Classically Integral Quadratic Forms Excepting at Most Two Values

TL;DR

This paper classifies quadratic forms that fail to represent at most two specific positive integers, extending previous theorems and providing explicit examples and enumeration for quaternary forms.

Contribution

It extends the classification of quadratic forms to those missing at most two values, solving a problem posed since Halmos and developing new methods for higher-dimensional forms.

Findings

Identified all 73 pairs of integers that can be excepted by such quadratic forms.

Constructed explicit quadratic forms for each exception pair.

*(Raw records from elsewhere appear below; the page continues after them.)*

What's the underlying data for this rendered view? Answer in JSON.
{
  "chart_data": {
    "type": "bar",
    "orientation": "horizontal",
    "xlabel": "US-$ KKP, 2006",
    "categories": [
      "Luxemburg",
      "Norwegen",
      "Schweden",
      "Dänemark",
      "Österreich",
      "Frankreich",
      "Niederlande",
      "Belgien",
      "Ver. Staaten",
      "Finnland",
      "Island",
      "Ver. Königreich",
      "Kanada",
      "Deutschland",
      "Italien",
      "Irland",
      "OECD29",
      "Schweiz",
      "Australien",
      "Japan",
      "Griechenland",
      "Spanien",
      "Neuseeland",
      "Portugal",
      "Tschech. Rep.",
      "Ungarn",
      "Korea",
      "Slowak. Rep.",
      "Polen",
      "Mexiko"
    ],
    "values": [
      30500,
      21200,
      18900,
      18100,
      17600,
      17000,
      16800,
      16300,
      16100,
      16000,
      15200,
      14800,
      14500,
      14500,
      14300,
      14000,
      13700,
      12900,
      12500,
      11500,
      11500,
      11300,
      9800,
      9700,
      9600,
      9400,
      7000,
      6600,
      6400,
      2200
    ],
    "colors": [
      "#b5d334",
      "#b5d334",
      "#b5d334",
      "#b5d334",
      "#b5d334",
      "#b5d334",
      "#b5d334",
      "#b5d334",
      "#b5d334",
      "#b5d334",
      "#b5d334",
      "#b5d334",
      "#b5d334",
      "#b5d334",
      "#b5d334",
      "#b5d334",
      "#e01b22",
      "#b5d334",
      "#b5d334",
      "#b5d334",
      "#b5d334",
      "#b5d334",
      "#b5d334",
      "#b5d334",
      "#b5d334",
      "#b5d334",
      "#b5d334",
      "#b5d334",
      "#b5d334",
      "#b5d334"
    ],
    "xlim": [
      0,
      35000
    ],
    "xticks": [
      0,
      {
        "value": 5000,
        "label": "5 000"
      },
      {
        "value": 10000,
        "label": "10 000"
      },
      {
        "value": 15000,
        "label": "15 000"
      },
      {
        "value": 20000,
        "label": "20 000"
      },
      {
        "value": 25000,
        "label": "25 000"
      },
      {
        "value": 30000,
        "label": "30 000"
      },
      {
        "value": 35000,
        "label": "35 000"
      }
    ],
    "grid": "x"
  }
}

Proved that the form x^2+2y^2+7z^2+13w^2 misses only the number 5.

Abstract

Let $S \subseteq \mathbb{N}$ be finite. Is there a positive definite quadratic form that fails to represent only those elements in $S$? For $S = \emptyset$, this was solved (for classically integral forms) by the $15$-Theorem of Conway-Schneeberger in the early 1990s and (for all integral forms) by the $290$-Theorem of Bhargava-Hanke in the mid-2000s. In 1938 Halmos attempted to list all weighted sums of four squares that failed to represent $S=\{m\}$; of his $88$ candidates, he could provide complete justifications for all but one. In the same spirit, we ask, "for which $S = \{m, n\}$ does there exist a quadratic form excepting only the elements of $S$?" Extending the techniques of Bhargava and Hanke, we answer this question for quaternary forms. In the process, we prove what Halmos could not; namely, that $x^2+2y^2+7z^2+13w^2$ represents all positive integers except $5$. We develop new strategies to handle forms of higher dimensions, yielding an enumeration of and proofs for the $73$ possible pairs that a classically integral positive definite quadratic form may except.